Google Drive Web_Crawler directories and files:
-
crawl-set-pt1.csv/
--crawl-set-pt8.csv/
: Files of 8 batches of crawl set. -
Crawl_Data_Month_Year_
(e.g., Crawl_Data_April_2024): Folders of the result of our past crawls. -
Crawl_Data
: A file that compiles all the Crawl Data accumulated over the series of crawls (a compiled version of theCrawl_Data_Month_Year_
). -
sites_with_GPP
: A file that collates all the sites with GPP (as of December 2023); this analysis is now reflected as statistics as a figure inProcessing_Analysis_Data
. -
Ad_Network_Analysis
: A file that has the result of the manual analysis of up to 70 ad networks' privacy policies. -
Web_Crawl_Domains_2023
: A file that has a collation of detailed information regarding sites in our crawl set (i.e., their ad networks, contact information, Tranco ranks). -
Collecting_Sites_To_Crawl
: A folder with files that explain and justify our methodology and process of the collection of sites to crawl (ReadMe and Methodology). -
similarweb
: A folder of our analysis that process the SimilarWeb data and determine what Tranco rank would have sufficient traffic to be subject to the CCPA. -
GPC_Detection_Performance
: A folder of ground truth data collection on validation sets of sites for verifyiing the USPS and GPP strings via the USPAPI value, OptanonConsent cookie, and GPP string value, each before and after sending a GPC signal. -
Processing_Analysis_Data
: A folder that has all the colabs for parsing, processing and analyzing the crawl results and the figures created from the analysis.
The GPP String encoding/decoding process is described by the IAB here.

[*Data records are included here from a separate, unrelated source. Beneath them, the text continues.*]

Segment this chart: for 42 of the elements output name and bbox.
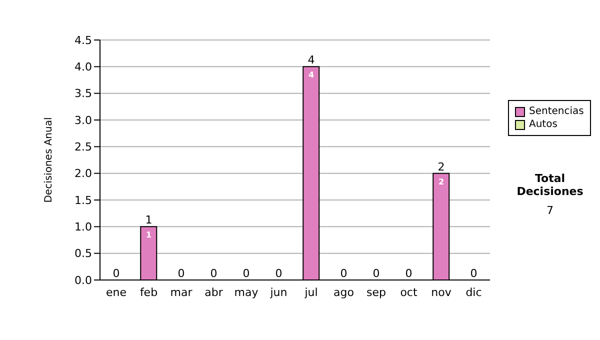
x-tick-label: nov — [431, 286, 452, 299]
y-tick-label: 0.5 — [74, 247, 92, 260]
y-tick-label: 3.0 — [74, 114, 92, 127]
y-tick-label: 1.0 — [74, 220, 92, 234]
y-axis-title: Decisiones Anual — [44, 117, 55, 203]
total-label: 4 — [308, 54, 315, 67]
x-tick-label: jun — [269, 286, 288, 299]
data-label: 2 — [438, 177, 444, 186]
total-label: 0 — [405, 267, 412, 280]
y-tick-label: 4.0 — [74, 60, 92, 74]
total-label: 0 — [470, 267, 478, 280]
x-tick-label: abr — [204, 286, 224, 299]
data-label: 1 — [146, 230, 152, 240]
x-tick-label: mar — [170, 286, 193, 299]
y-tick-label: 2.0 — [74, 167, 92, 180]
total-label: 0 — [242, 267, 250, 280]
y-tick-label: 3.5 — [74, 87, 92, 100]
y-tick-label: 0.0 — [74, 274, 92, 287]
x-tick-label: sep — [366, 286, 386, 299]
y-tick-label: 2.5 — [74, 140, 92, 154]
legend-label: Sentencias — [529, 105, 584, 118]
x-tick-label: ene — [106, 286, 127, 299]
text: Total Decisiones — [516, 172, 584, 198]
total-label: 0 — [178, 267, 185, 280]
total-label: 0 — [340, 267, 348, 280]
legend-label: Autos — [529, 118, 558, 131]
x-tick-label: may — [234, 286, 259, 299]
y-tick-label: 1.5 — [74, 194, 92, 207]
data-label: 4 — [308, 70, 314, 80]
x-tick-label: oct — [400, 286, 418, 299]
total-label: 0 — [275, 267, 282, 280]
total-label: 0 — [210, 267, 218, 280]
total-label: 0 — [112, 267, 120, 280]
total-label: 2 — [438, 160, 445, 174]
total-label: 0 — [372, 267, 380, 280]
x-tick-label: dic — [466, 286, 482, 299]
x-tick-label: feb — [140, 286, 158, 299]
x-tick-label: jul — [304, 286, 318, 299]
total-label: 1 — [145, 214, 152, 227]
x-tick-label: ago — [334, 286, 354, 299]
text: 7 — [546, 204, 554, 217]
y-tick-label: 4.5 — [74, 34, 92, 47]
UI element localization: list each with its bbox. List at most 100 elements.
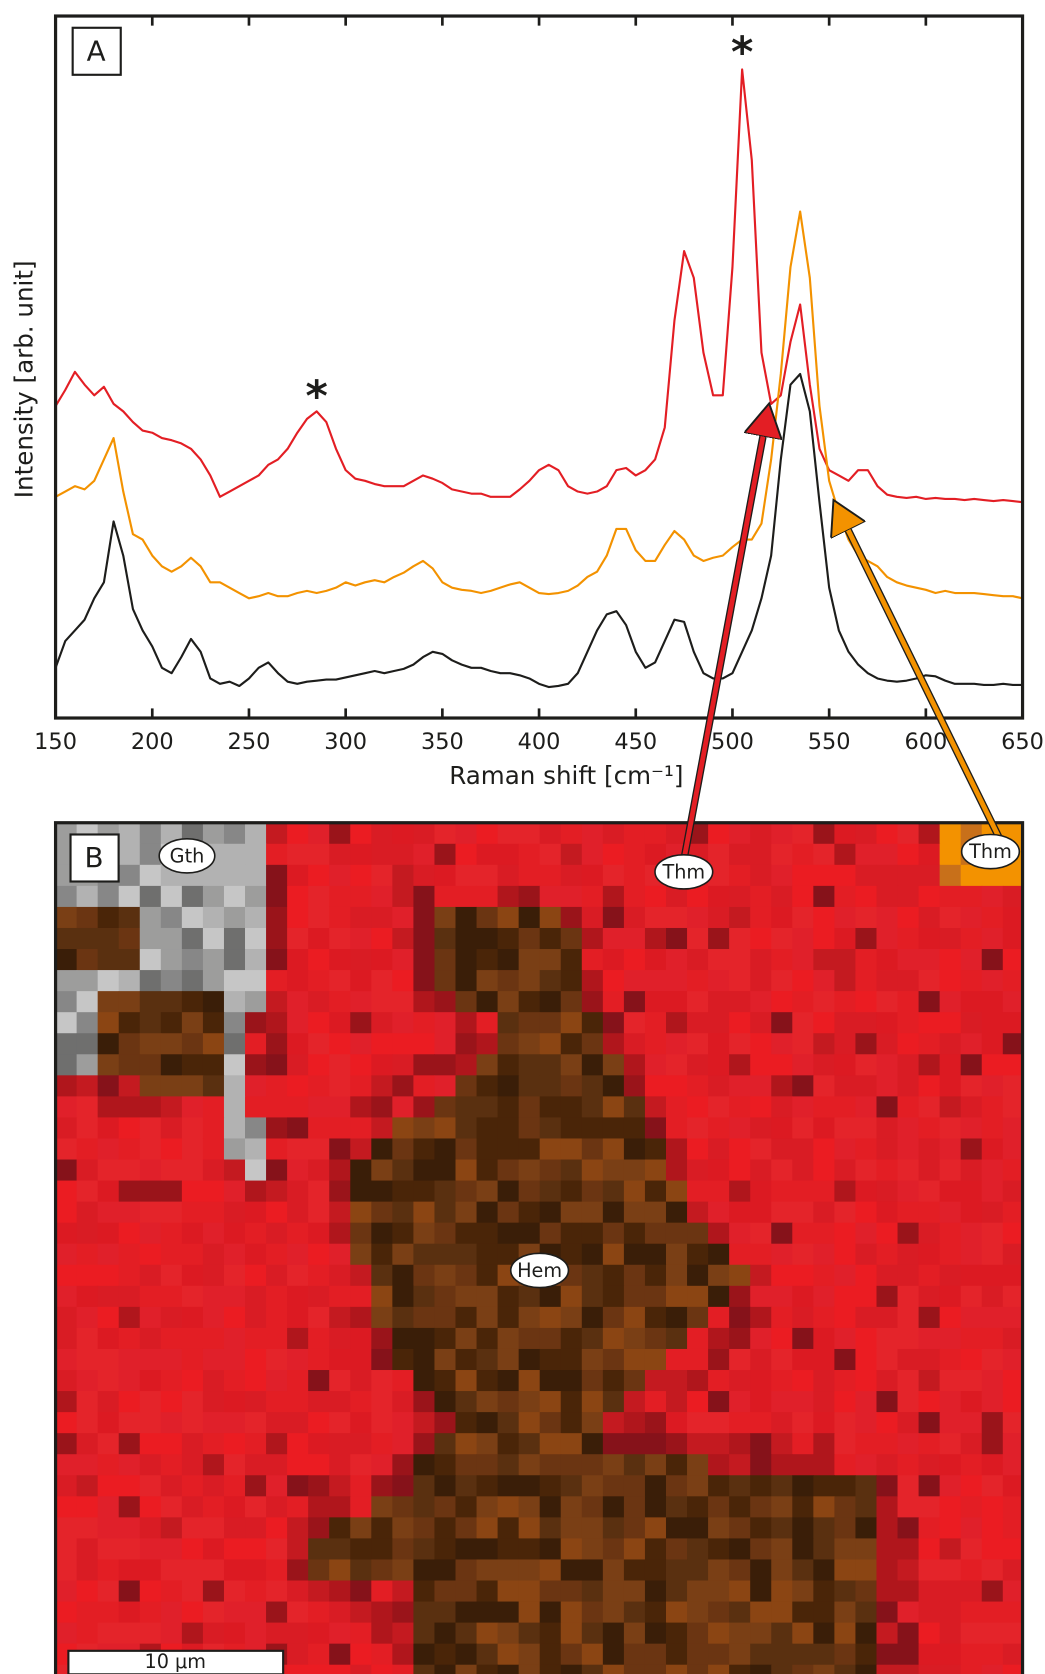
map-pixel xyxy=(434,843,457,866)
map-pixel xyxy=(602,1327,625,1350)
map-pixel xyxy=(1002,1475,1023,1497)
map-pixel xyxy=(813,927,835,950)
map-pixel xyxy=(181,1285,204,1308)
map-pixel xyxy=(708,1138,730,1161)
map-pixel xyxy=(708,949,730,971)
map-pixel xyxy=(76,1496,99,1518)
map-pixel xyxy=(687,991,709,1013)
map-pixel xyxy=(855,991,878,1013)
map-pixel xyxy=(287,1391,309,1413)
map-pixel xyxy=(623,1559,646,1582)
map-pixel xyxy=(413,1306,435,1329)
map-pixel xyxy=(834,1180,856,1203)
map-pixel xyxy=(455,1454,478,1476)
map-pixel xyxy=(665,1264,688,1287)
map-pixel xyxy=(223,1348,246,1371)
map-pixel xyxy=(771,1433,793,1455)
map-pixel xyxy=(350,1096,372,1118)
map-pixel xyxy=(644,1222,667,1245)
label-bubble xyxy=(158,837,216,874)
map-pixel xyxy=(434,1643,457,1666)
map-pixel xyxy=(834,1580,856,1603)
map-pixel xyxy=(476,906,499,929)
map-pixel xyxy=(897,1264,920,1287)
map-pixel xyxy=(55,1201,78,1224)
map-pixel xyxy=(350,1243,372,1266)
map-pixel xyxy=(497,1306,520,1329)
map-pixel xyxy=(1002,1517,1023,1539)
map-pixel xyxy=(202,1538,225,1560)
map-pixel xyxy=(139,1433,162,1455)
map-pixel xyxy=(202,1096,225,1118)
peak-marker: * xyxy=(731,28,753,78)
map-pixel xyxy=(539,927,562,950)
map-pixel xyxy=(497,1664,520,1674)
x-tick-label: 350 xyxy=(421,729,464,755)
map-pixel xyxy=(918,1117,941,1140)
map-pixel xyxy=(602,1643,625,1666)
map-pixel xyxy=(139,1054,162,1076)
map-pixel xyxy=(729,1306,751,1329)
map-pixel xyxy=(960,1243,983,1266)
map-pixel xyxy=(708,1180,730,1203)
map-pixel xyxy=(392,1412,414,1434)
map-pixel xyxy=(876,1559,899,1582)
map-pixel xyxy=(1002,1580,1023,1603)
map-pixel xyxy=(371,1391,393,1413)
map-pixel xyxy=(308,906,330,929)
map-pixel xyxy=(160,1601,183,1624)
map-pixel xyxy=(139,1538,162,1560)
map-pixel xyxy=(476,1580,499,1603)
map-pixel xyxy=(560,1117,583,1140)
map-pixel xyxy=(602,1180,625,1203)
map-pixel xyxy=(371,1033,393,1055)
map-pixel xyxy=(308,991,330,1013)
map-pixel xyxy=(202,1559,225,1582)
map-pixel xyxy=(350,822,372,845)
map-pixel xyxy=(771,1012,793,1034)
map-pixel xyxy=(876,885,899,908)
map-pixel xyxy=(687,1454,709,1476)
map-pixel xyxy=(644,1180,667,1203)
map-pixel xyxy=(202,1412,225,1434)
map-pixel xyxy=(202,1454,225,1476)
map-pixel xyxy=(160,991,183,1013)
map-pixel xyxy=(813,1222,835,1245)
panel-label-box xyxy=(69,833,120,883)
map-pixel xyxy=(97,927,120,950)
map-pixel xyxy=(476,1391,499,1413)
map-pixel xyxy=(729,1285,751,1308)
map-pixel xyxy=(413,927,435,950)
map-pixel xyxy=(455,1538,478,1560)
map-pixel xyxy=(623,1054,646,1076)
map-pixel xyxy=(76,1033,99,1055)
map-pixel xyxy=(708,1643,730,1666)
map-pixel xyxy=(97,1475,120,1497)
map-pixel xyxy=(771,1370,793,1392)
map-pixel xyxy=(287,1348,309,1371)
map-pixel xyxy=(139,1243,162,1266)
map-pixel xyxy=(308,1496,330,1518)
map-pixel xyxy=(750,1201,772,1224)
map-pixel xyxy=(771,1327,793,1350)
map-pixel xyxy=(455,1496,478,1518)
map-pixel xyxy=(266,1475,288,1497)
map-pixel xyxy=(329,1138,351,1161)
map-pixel xyxy=(76,1180,99,1203)
map-pixel xyxy=(413,1054,435,1076)
map-pixel xyxy=(476,1433,499,1455)
map-pixel xyxy=(181,1075,204,1097)
map-pixel xyxy=(876,906,899,929)
map-pixel xyxy=(981,1412,1004,1434)
map-pixel xyxy=(729,1117,751,1140)
map-pixel xyxy=(581,1496,604,1518)
map-pixel xyxy=(771,822,793,845)
map-pixel xyxy=(918,1370,941,1392)
map-pixel xyxy=(455,1201,478,1224)
map-pixel xyxy=(897,1412,920,1434)
map-pixel xyxy=(897,906,920,929)
map-pixel xyxy=(308,1433,330,1455)
map-pixel xyxy=(245,1012,267,1034)
map-pixel xyxy=(623,1243,646,1266)
map-pixel xyxy=(539,906,562,929)
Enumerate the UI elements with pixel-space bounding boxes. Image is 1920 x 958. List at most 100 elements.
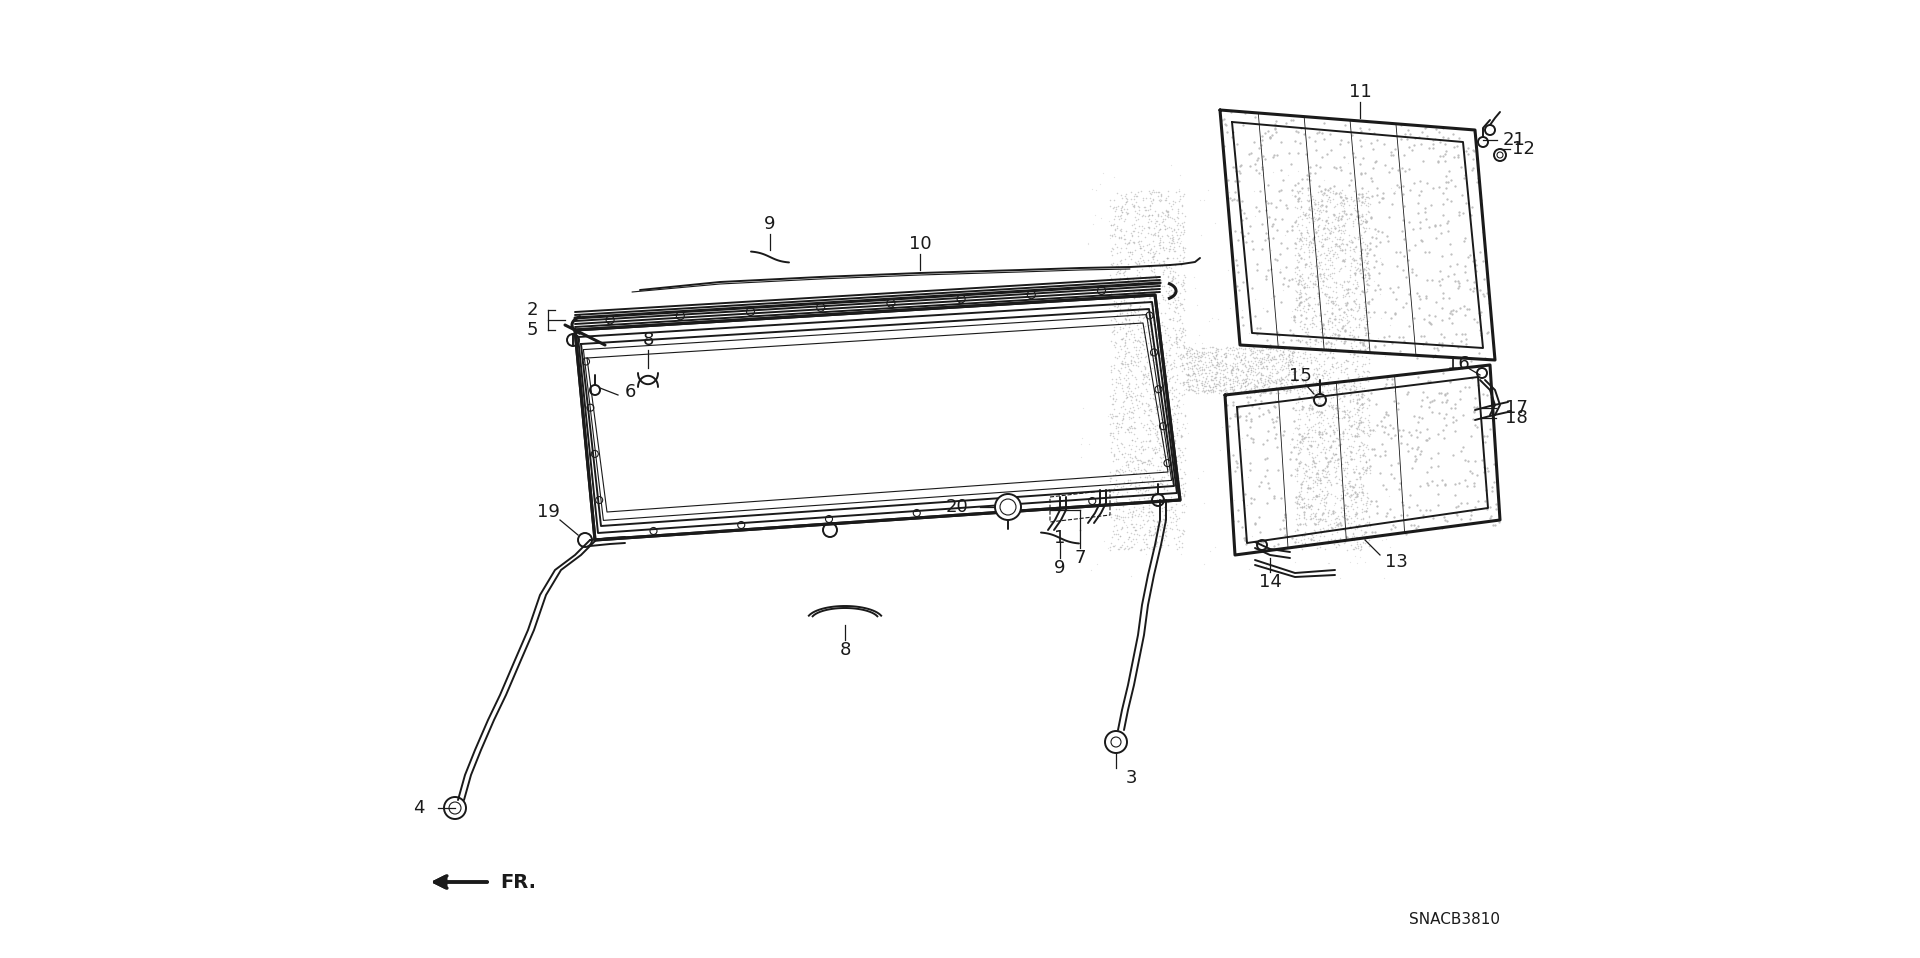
Point [1104, 363, 1135, 378]
Point [1158, 284, 1188, 299]
Point [1321, 332, 1352, 348]
Point [1148, 532, 1179, 547]
Point [1321, 490, 1352, 505]
Point [1108, 306, 1139, 321]
Point [1221, 347, 1252, 362]
Point [1315, 428, 1346, 444]
Point [1131, 469, 1162, 485]
Point [1096, 407, 1127, 422]
Point [1281, 402, 1311, 418]
Point [1148, 418, 1179, 433]
Point [1114, 248, 1144, 263]
Point [1338, 330, 1369, 345]
Point [1238, 364, 1269, 379]
Point [1346, 334, 1377, 350]
Point [1375, 180, 1405, 195]
Point [1256, 369, 1286, 384]
Point [1352, 391, 1382, 406]
Point [1110, 334, 1140, 350]
Point [1236, 347, 1267, 362]
Point [1340, 300, 1371, 315]
Point [1263, 336, 1294, 352]
Point [1152, 417, 1183, 432]
Point [1296, 388, 1327, 403]
Point [1116, 389, 1146, 404]
Point [1169, 283, 1200, 298]
Point [1327, 198, 1357, 214]
Point [1281, 237, 1311, 252]
Point [1327, 218, 1357, 234]
Point [1215, 363, 1246, 378]
Point [1123, 202, 1154, 217]
Point [1323, 519, 1354, 535]
Point [1123, 307, 1154, 322]
Point [1169, 505, 1200, 520]
Point [1336, 498, 1367, 513]
Point [1116, 192, 1146, 207]
Point [1196, 371, 1227, 386]
Point [1317, 398, 1348, 413]
Point [1139, 193, 1169, 208]
Point [1125, 240, 1156, 255]
Point [1319, 469, 1350, 485]
Point [1315, 532, 1346, 547]
Point [1139, 526, 1169, 541]
Point [1114, 300, 1144, 315]
Point [1350, 555, 1380, 570]
Point [1127, 363, 1158, 378]
Point [1246, 370, 1277, 385]
Point [1298, 532, 1329, 547]
Point [1308, 284, 1338, 299]
Point [1117, 532, 1148, 547]
Point [1198, 384, 1229, 399]
Point [1150, 293, 1181, 308]
Point [1309, 354, 1340, 369]
Point [1119, 198, 1150, 214]
Point [1190, 373, 1221, 388]
Point [1125, 334, 1156, 350]
Point [1331, 488, 1361, 503]
Point [1106, 188, 1137, 203]
Point [1112, 312, 1142, 328]
Point [1112, 355, 1142, 371]
Point [1315, 361, 1346, 376]
Point [1133, 317, 1164, 332]
Point [1260, 343, 1290, 358]
Point [1267, 376, 1298, 391]
Point [1167, 526, 1198, 541]
Point [1156, 356, 1187, 372]
Point [1206, 348, 1236, 363]
Point [1313, 504, 1344, 519]
Point [1114, 400, 1144, 416]
Point [1338, 391, 1369, 406]
Point [1133, 207, 1164, 222]
Point [1240, 385, 1271, 400]
Point [1296, 419, 1327, 434]
Point [1284, 286, 1315, 302]
Point [1112, 505, 1142, 520]
Point [1281, 402, 1311, 418]
Point [1352, 517, 1382, 533]
Point [1225, 380, 1256, 396]
Point [1308, 522, 1338, 537]
Point [1117, 488, 1148, 503]
Point [1300, 353, 1331, 368]
Point [1146, 204, 1177, 219]
Point [1281, 493, 1311, 509]
Point [1313, 456, 1344, 471]
Point [1167, 348, 1198, 363]
Point [1325, 189, 1356, 204]
Point [1354, 261, 1384, 276]
Point [1188, 340, 1219, 355]
Point [1244, 354, 1275, 370]
Point [1116, 362, 1146, 377]
Point [1246, 360, 1277, 376]
Point [1306, 445, 1336, 460]
Point [1275, 347, 1306, 362]
Point [1327, 379, 1357, 395]
Point [1281, 274, 1311, 289]
Point [1119, 354, 1150, 369]
Point [1277, 309, 1308, 325]
Point [1098, 538, 1129, 554]
Point [1329, 223, 1359, 239]
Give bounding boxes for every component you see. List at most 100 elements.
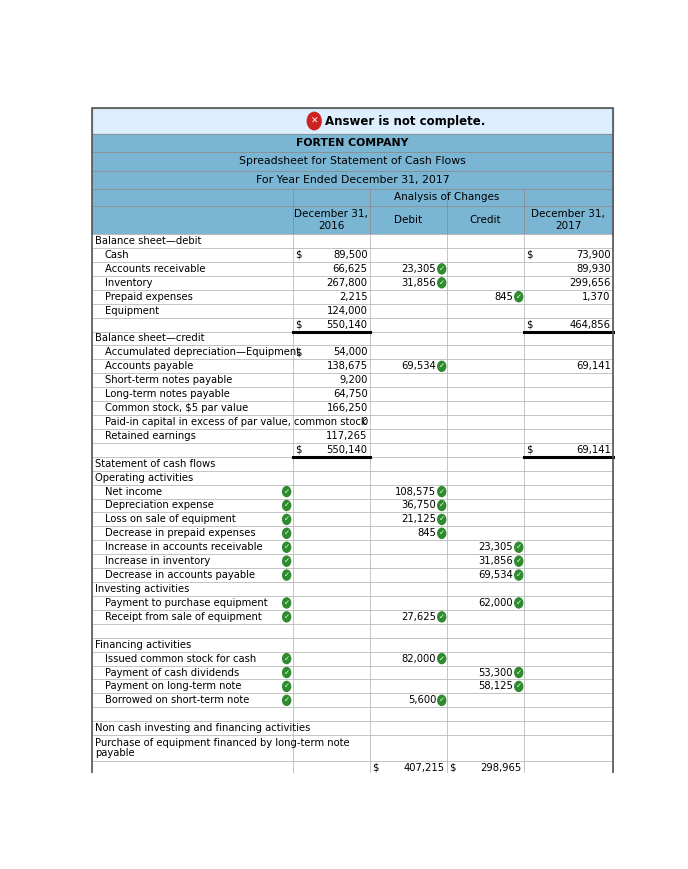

The IAB has a website to decode and encode GPP strings. This is helpful for spot checking and is the quickest way to encode/decode single GPP strings. They also have a JS library to encode and decode GPP strings on websites. Because we cannot directly use this library to decode GPP strings in Python, we converted the JS library to Python and use that for decoding (Python library found here). The Python library will need to be updated when the IAB adds more sections to the GPP string. More information on updating the Python library and why we use it can be found in issue 89. GPP strings are automatically decoded using the Python library in the colabs.